Missing in action: Borobi, the blue koala and Games mascot, and John Farnham. The collective refused to give up hope, speculating that the iconic Aussie rocker might appear, like a child from the belly of Matilda, from the vast interior of the show’s floating white whale, Migaloo, who represented the unity of all life or something. But no.
Bored royals, pretty, potted versions of the history of humankind … You might argue it’s all hopelessly lacking in contemporary relevance. Yet this ceremony had something to say about a changing world as it beamed from the beachy playground of a country that really could use some change. The indigenous cultures of the country – Aboriginal and Torres Strait Islander – were front and centre. Yugambeh elders Patricia O’Connor and Ted Williams welcomed the world. It was the first event of its kind, it was reported, to have a Reconciliation Action
Plan. The royals found themselves being blessed in a totally impressive smoking ceremony performed by Yugambeh Aboriginal artist Luther Cora and his family.
Meanwhile, outside the stadium, there were protests against the “stolenwealth games”. But the changed cultural dynamic inside the stadium was powerful enough to enrage the usual dinosaurs.
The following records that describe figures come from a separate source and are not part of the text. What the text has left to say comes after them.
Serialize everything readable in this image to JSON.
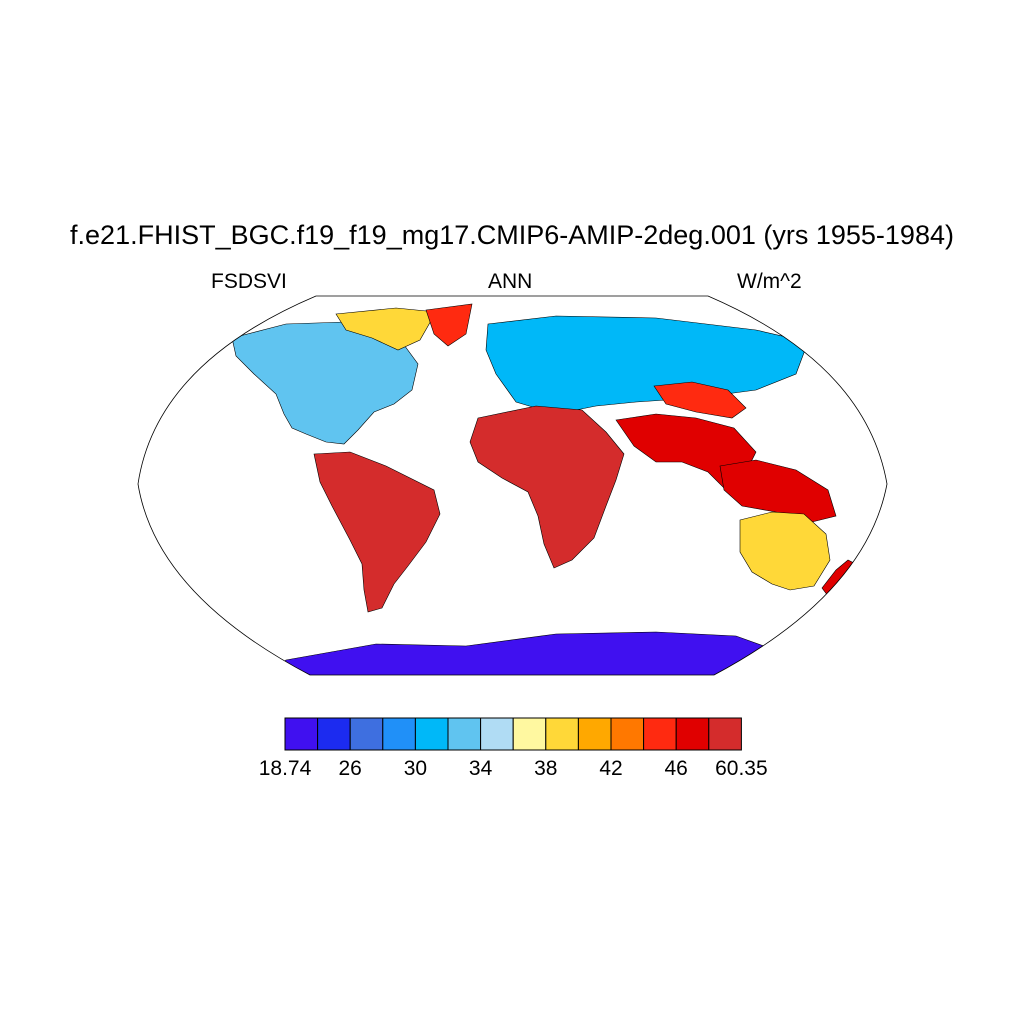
{
  "header": {
    "title": "f.e21.FHIST_BGC.f19_f19_mg17.CMIP6-AMIP-2deg.001 (yrs 1955-1984)",
    "variable": "FSDSVI",
    "season": "ANN",
    "units": "W/m^2"
  },
  "colorbar": {
    "colors": [
      "#4010F0",
      "#1C2BF0",
      "#3E6FE0",
      "#2090F8",
      "#00B8F8",
      "#60C4F0",
      "#B0DCF4",
      "#FFF8A0",
      "#FFD838",
      "#FFA800",
      "#FF7800",
      "#FF2A10",
      "#E00000",
      "#D42C2C"
    ],
    "tick_labels": [
      "18.74",
      "26",
      "30",
      "34",
      "38",
      "42",
      "46",
      "60.35"
    ]
  },
  "map": {
    "projection": "robinson",
    "regions": [
      {
        "name": "north-america",
        "category": "mid-latitude",
        "color_index": 5
      },
      {
        "name": "canadian-arctic",
        "category": "high-latitude",
        "color_index": 8
      },
      {
        "name": "greenland",
        "category": "polar",
        "color_index": 11
      },
      {
        "name": "eurasia-north",
        "category": "mid-latitude",
        "color_index": 4
      },
      {
        "name": "south-america",
        "category": "tropical",
        "color_index": 13
      },
      {
        "name": "africa",
        "category": "tropical",
        "color_index": 13
      },
      {
        "name": "arabia-india",
        "category": "subtropical",
        "color_index": 12
      },
      {
        "name": "tibet",
        "category": "subtropical",
        "color_index": 11
      },
      {
        "name": "maritime-continent",
        "category": "tropical",
        "color_index": 12
      },
      {
        "name": "australia",
        "category": "subtropical",
        "color_index": 8
      },
      {
        "name": "new-zealand",
        "category": "mid-latitude",
        "color_index": 12
      },
      {
        "name": "antarctica",
        "category": "polar",
        "color_index": 0
      }
    ]
  }
}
Pauline Hanson once again demonstrated that any sentence beginning “I have got nothing against the Aboriginal people but …” is going nowhere good. “I’m sick and tired of being made to feel that I’m a secondclass citizen in my own country,” she declared preposterously.
Later, Yugambeh spokesman Rory O’Connor took her down with a few facts: “Out of 4500 people on stage that night, less than 300 of them were indigenous. Of 150 minutes of performance, less than 20 minutes was indigenous.”
For Patricia O’Connor, the ceremony represented “an acknowledgement of the truth of our past, the power of our future and an opportunity to stand together united.” Outside, the protesters were highlighting how far there is to go on that score. But it was worth watching the opening to see something that looked a little more like that acknowledgement; to feel the tectonic plates shifting just a fraction.
The Games’ opening ceremony: a small shift.